How to correctly handle multiple privileged MySQL connection accounts

I have read many posts and articles that state quite clearly that for the best in worst-case damage limitation, MySQL accounts should only be able to do what they're intended to do, and nothing else. This makes perfect sense and so there would be a connection account to my Database that does all the SELECTing of data, and another account that does UPDATE and INSERT activities, so that if someone does get the compromise by SELECTing data they shouldn't, then they can't quite as easily then UPDATE that data or INSERT etc.

You get the idea.

But, I have various Databases and use accounts to read/SELECT data and the this is output to the client page, but often these accounts will need to be updated, small things such as updating when a (website) user logs into their account, or updating some sort of hitcounter or other minor feature. Given the ringfencing of concerns outlined above, I feel it's a bit like using a flood to put out a campfire, to allow UPDATEing (etc.) to a privileged MySQL connection simply to say that user Bob logged in last at 4:10pm.

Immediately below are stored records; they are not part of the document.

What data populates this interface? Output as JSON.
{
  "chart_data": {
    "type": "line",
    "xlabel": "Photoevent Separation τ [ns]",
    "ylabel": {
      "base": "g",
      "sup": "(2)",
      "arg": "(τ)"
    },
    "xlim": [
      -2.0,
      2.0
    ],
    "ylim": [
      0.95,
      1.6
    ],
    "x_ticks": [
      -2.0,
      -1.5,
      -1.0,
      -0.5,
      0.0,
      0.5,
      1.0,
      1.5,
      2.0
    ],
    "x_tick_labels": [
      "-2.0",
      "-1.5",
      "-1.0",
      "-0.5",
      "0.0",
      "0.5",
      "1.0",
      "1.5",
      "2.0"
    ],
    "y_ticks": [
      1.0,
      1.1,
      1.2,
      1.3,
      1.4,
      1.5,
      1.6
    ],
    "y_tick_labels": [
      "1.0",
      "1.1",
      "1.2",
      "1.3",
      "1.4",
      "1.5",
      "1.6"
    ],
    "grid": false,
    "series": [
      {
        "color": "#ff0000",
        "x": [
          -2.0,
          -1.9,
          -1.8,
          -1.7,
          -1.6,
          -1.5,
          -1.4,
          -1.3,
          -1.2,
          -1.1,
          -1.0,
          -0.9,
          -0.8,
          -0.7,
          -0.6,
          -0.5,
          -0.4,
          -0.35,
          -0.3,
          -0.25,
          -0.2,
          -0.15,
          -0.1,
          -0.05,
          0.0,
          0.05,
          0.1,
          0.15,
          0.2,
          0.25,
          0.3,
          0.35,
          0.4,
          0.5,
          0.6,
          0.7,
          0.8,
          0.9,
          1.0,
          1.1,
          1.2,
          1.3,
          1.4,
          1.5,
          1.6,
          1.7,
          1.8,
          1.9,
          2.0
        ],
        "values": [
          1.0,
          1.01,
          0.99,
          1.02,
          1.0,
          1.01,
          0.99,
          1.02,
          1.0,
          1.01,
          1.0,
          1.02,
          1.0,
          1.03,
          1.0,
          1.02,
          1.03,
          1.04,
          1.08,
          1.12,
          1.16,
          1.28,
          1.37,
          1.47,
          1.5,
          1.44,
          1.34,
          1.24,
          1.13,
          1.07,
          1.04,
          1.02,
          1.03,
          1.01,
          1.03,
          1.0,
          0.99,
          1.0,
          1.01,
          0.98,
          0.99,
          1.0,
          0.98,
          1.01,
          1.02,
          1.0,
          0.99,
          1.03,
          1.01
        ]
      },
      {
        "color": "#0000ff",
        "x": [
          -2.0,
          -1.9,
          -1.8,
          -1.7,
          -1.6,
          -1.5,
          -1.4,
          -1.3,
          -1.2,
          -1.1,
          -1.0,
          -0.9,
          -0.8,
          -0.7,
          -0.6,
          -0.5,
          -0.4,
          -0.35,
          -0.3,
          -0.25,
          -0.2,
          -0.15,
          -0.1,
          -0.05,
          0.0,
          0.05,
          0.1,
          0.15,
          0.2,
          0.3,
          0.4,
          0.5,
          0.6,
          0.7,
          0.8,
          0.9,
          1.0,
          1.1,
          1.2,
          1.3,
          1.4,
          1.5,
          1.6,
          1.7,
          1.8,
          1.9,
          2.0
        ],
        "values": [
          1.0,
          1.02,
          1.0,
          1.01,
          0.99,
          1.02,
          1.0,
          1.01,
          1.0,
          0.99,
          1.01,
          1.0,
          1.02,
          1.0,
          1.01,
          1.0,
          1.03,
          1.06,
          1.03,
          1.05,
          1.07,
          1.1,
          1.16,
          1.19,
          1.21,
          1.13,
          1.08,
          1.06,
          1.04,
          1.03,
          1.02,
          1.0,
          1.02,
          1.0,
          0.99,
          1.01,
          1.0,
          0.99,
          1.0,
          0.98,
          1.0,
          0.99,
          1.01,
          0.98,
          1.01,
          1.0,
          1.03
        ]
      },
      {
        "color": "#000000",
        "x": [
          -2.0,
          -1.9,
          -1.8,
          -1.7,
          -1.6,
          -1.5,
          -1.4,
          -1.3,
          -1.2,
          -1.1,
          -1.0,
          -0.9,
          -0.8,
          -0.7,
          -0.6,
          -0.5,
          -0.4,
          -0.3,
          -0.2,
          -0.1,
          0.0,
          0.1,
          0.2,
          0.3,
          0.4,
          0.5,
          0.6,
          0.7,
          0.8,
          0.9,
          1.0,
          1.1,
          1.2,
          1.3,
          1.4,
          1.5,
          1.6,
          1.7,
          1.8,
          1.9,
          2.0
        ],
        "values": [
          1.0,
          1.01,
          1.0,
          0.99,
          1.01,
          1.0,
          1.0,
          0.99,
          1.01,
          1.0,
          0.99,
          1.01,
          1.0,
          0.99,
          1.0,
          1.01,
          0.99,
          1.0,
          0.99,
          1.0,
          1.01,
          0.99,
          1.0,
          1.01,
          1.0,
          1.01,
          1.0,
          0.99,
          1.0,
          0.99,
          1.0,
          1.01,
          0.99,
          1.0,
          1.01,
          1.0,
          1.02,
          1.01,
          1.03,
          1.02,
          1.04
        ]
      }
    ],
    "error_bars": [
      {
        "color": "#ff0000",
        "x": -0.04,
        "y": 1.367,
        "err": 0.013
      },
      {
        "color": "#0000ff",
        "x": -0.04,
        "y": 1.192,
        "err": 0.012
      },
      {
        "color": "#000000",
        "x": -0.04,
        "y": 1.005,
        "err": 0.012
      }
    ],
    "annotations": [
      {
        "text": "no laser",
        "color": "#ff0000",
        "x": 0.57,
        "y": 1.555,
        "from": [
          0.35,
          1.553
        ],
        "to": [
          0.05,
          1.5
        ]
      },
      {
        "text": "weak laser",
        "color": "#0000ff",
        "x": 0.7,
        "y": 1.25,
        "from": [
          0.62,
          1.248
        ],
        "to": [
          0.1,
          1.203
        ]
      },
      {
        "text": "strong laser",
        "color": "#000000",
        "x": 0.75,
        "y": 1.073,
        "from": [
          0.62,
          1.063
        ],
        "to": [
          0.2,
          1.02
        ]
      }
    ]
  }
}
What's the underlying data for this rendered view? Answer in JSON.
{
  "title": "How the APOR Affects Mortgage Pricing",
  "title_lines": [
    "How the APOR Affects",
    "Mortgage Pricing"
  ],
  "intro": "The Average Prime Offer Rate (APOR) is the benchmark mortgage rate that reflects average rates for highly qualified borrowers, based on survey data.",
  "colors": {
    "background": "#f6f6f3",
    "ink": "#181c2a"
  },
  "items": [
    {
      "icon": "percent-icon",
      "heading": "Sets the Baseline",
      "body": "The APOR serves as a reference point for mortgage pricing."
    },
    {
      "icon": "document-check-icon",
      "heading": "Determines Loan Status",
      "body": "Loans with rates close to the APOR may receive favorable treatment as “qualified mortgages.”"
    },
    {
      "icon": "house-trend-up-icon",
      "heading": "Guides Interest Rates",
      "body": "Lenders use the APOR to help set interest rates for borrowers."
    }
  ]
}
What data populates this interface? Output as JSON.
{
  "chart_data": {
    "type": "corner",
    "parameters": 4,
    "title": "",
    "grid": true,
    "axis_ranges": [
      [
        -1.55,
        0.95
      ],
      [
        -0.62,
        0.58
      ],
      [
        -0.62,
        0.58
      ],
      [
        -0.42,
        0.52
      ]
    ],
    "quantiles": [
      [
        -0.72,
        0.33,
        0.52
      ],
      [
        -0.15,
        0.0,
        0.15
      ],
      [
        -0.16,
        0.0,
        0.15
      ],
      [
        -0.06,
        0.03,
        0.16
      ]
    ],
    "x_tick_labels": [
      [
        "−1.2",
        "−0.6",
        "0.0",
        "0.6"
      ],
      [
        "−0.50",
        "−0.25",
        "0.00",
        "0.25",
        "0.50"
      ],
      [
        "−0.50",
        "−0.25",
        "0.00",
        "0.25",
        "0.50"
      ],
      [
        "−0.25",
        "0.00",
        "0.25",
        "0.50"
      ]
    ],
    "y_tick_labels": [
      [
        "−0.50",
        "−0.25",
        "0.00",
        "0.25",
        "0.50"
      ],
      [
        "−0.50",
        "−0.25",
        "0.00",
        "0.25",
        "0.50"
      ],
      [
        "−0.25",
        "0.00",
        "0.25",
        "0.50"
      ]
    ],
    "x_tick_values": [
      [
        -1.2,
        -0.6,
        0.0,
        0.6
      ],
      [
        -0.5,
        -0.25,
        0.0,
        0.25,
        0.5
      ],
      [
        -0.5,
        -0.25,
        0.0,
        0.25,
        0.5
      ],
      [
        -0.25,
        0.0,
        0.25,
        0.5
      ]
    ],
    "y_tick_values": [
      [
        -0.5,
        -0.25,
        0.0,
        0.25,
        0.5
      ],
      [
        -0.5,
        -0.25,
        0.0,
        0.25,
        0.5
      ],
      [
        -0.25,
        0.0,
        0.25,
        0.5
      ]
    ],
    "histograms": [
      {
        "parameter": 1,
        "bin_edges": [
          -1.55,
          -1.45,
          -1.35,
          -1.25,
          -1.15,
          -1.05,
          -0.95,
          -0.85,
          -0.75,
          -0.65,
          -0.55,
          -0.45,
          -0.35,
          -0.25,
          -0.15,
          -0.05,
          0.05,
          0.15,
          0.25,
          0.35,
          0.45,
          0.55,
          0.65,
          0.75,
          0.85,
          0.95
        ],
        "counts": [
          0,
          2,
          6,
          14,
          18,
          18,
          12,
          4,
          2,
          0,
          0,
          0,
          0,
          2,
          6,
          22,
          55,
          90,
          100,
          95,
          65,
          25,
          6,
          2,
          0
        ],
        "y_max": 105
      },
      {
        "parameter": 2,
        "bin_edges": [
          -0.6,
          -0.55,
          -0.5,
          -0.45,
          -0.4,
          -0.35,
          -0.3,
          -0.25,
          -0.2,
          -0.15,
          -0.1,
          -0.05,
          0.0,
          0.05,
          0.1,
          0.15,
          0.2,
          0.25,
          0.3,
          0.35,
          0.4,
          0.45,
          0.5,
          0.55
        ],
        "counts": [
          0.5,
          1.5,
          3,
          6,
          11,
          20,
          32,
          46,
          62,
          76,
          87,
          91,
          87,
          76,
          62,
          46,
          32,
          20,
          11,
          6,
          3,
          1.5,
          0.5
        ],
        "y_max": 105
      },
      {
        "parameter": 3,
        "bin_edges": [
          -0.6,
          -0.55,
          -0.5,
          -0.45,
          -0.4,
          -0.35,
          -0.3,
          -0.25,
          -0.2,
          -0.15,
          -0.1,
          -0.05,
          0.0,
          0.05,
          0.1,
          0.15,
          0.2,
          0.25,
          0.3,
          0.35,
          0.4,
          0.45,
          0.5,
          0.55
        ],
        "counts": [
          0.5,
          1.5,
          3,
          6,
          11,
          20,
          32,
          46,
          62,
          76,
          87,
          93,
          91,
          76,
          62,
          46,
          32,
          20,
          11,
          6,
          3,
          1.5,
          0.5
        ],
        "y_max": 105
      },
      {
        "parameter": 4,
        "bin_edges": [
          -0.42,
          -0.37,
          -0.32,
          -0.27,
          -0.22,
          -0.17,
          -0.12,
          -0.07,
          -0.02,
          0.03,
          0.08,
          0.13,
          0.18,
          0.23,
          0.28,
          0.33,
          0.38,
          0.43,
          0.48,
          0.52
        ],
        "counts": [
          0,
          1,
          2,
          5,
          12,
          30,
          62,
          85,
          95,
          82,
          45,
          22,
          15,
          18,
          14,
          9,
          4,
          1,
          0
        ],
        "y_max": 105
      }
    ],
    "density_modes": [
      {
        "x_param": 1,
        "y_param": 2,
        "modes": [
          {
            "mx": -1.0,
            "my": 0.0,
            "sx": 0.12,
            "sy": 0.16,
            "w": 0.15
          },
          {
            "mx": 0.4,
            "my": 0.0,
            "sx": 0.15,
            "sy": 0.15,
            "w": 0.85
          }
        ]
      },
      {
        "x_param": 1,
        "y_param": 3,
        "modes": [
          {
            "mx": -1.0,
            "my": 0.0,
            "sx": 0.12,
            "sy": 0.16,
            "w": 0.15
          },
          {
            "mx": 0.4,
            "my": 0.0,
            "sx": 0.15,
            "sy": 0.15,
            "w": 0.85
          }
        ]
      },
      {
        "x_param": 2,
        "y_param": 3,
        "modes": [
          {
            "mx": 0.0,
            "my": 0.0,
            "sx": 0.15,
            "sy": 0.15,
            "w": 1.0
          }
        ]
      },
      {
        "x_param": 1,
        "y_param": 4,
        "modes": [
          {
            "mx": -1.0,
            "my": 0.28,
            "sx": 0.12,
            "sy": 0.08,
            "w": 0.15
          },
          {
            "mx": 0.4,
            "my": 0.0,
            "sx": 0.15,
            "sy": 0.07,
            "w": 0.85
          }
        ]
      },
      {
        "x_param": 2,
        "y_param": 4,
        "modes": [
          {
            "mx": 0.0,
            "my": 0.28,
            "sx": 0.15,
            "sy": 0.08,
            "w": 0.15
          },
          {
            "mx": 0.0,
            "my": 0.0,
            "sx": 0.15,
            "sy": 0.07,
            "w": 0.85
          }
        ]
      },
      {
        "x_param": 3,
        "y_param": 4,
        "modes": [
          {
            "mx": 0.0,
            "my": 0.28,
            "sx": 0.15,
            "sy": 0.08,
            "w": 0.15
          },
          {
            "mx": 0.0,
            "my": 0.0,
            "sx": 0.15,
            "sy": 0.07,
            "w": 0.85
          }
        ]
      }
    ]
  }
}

I have been digging on the web for suitable guides, blog posts and articles about how to best structure using multiple MySQL privileged accounts to complete the nessecary work with as minimum a risk of excess privilege as possible, but I have found nothing that has been much use, (mostly because of my wording seems to be attracting articles about setting up website users, or other topics associated with these keywords :-/ )

I have a few ideas on current approach and wanted a bit of feedback on the best method for doing activities as described in paragraph 2, typically 95% SELECTing, and a few specific instances of UPDATEing, or if any of the following are possible (or on flipside, are very bad ideas)? :

• I currently have seperate PHP connection objects for each connection privilege user. Is this the best approach?
• Could I somehow giving a privilege user access to only update a certain table (or even a certain table column?), as well as SELECT from any table? This would be perfect.

• Are using TRIGGERs a common approach and would this have any down sides if I created a Trigger (with a privileged user) and then let a SELECT user account access triggers?

  • Could I set certain users can only use certain triggers?

• Is there another way of doing this?